Bayan Muna Rep. Neri Colmenares, a principal author of the measure at the House of Representatives, asked President Aquino on Thursday to sign the bill into law as soon as possible to allow the government to go after people behind the disappearance of the missing activists.
Noting that enforced disappearance is considered a “continuing crime,” Colmenares said the measure could still be used to capture and charge those responsible for the abduction of Burgos, Empeño, and Cadapan.
“This is the reason why it has to be signed immediately,” said Colmenares, also a human rights lawyer.
Burgos was seized by a group of men and a woman at a department store on Commonwealth Avenue in 2007. He was dragged into a Toyota Revo vehicle whose license plate was later traced to the Army’s 56th Infantry Battalion camp in Norzagaray, Bulacan.
Empeño and Cadapan, both students of the University of the Philippines, had gone missing the year before. Blamed for their disappearance was retired Army Maj. Gen. Jovito Palparan, who remains at large.
Colmenares said the “refusal to acknowledge the fate or whereabouts of the victim” as among the elements of the crime of enforced disappearance. The other elements are “abduction, involvement of state or government or its agents, and the intent to deny the victim of the protection of the law.”
“Since the abductors of Jonas Burgos and other desaparecidos continue to refuse to acknowledge the fate or whereabouts of their victims, they continue to commit the crime of enforced disappearance until now,” the congressman said. “It’s about time that those who committed this heinous crime to come forward and inform the family of their victims where these victims are. Otherwise, the enforced disappearance law will pluck them from oblivion and extract from them the accountability and punishment they so richly deserve.”
The Anti-Enforced Disappearance Bill took more than 20 years to put together and be consolidate and ratified by both the Senate and House of Representatives.

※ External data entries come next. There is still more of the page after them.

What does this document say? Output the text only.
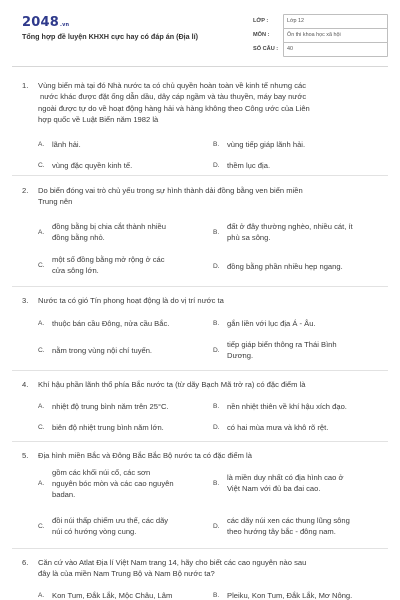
2048.vn
Tổng hợp đề luyện KHXH cực hay có đáp án (Địa lí)
LỚP :	Lớp 12
MÔN :	Ôn thi khoa học xã hội
SỐ CÂU :	40
1. Vùng biển mà tại đó Nhà nước ta có chủ quyền hoàn toàn về kinh tế nhưng các
nước khác được đặt ống dẫn dầu, dây cáp ngầm và tàu thuyền, máy bay nước
ngoài được tự do về hoạt động hàng hải và hàng không theo Công ước của Liên
hợp quốc về Luật Biển năm 1982 là
A. lãnh hải.	B. vùng tiếp giáp lãnh hải.
C. vùng đặc quyền kinh tế.	D. thềm lục địa.
2. Do biển đóng vai trò chủ yếu trong sự hình thành dải đồng bằng ven biển miền
Trung nên
A.
đồng bằng bị chia cắt thành nhiều
đồng bằng nhỏ.
B.
đất ở đây thường nghèo, nhiều cát, ít
phù sa sông.
C.
một số đồng bằng mở rộng ở các
cửa sông lớn.	D. đồng bằng phần nhiều hẹp ngang.
3. Nước ta có gió Tín phong hoạt động là do vị trí nước ta
A. thuộc bán cầu Đông, nửa cầu Bắc.	B. gắn liền với lục địa Á - Âu.
C. nằm trong vùng nội chí tuyến.	D.
tiếp giáp biển thông ra Thái Bình
Dương.
4. Khí hậu phần lãnh thổ phía Bắc nước ta (từ dãy Bạch Mã trở ra) có đặc điểm là
A. nhiệt độ trung bình năm trên 25°C.	B. nền nhiệt thiên về khí hậu xích đạo.
C. biên độ nhiệt trung bình năm lớn.	D. có hai mùa mưa và khô rõ rệt.
5. Địa hình miền Bắc và Đông Bắc Bắc Bộ nước ta có đặc điểm là
A.
gồm các khối núi cổ, các sơn
nguyên bóc mòn và các cao nguyên
badan.
B.
là miền duy nhất có địa hình cao ở
Việt Nam với đủ ba đai cao.
C.
đồi núi thấp chiếm ưu thế, các dãy
núi có hướng vòng cung.
D.
các dãy núi xen các thung lũng sông
theo hướng tây bắc - đông nam.
6. Căn cứ vào Atlat Địa lí Việt Nam trang 14, hãy cho biết các cao nguyên nào sau
đây là của miền Nam Trung Bộ và Nam Bộ nước ta?
A. Kon Tum, Đắk Lắk, Mộc Châu, Lâm	B. Pleiku, Kon Tum, Đắk Lắk, Mơ Nông.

Rep. Edcel Lagman described the crime as “an atrocious tool of the martial law regime to silence protesters and human rights advocates.” He said it “continues to be employed by subsequent administrations after the end of the martial law regime.”
Sen. Francis Escudero said the new bill differed from the existing law against abduction because the measure requires no presentation of a victim’s body. “In kidnapping, there’s either a body recovered or someone is known as being held hostage. In this case, the person is still missing,” he said.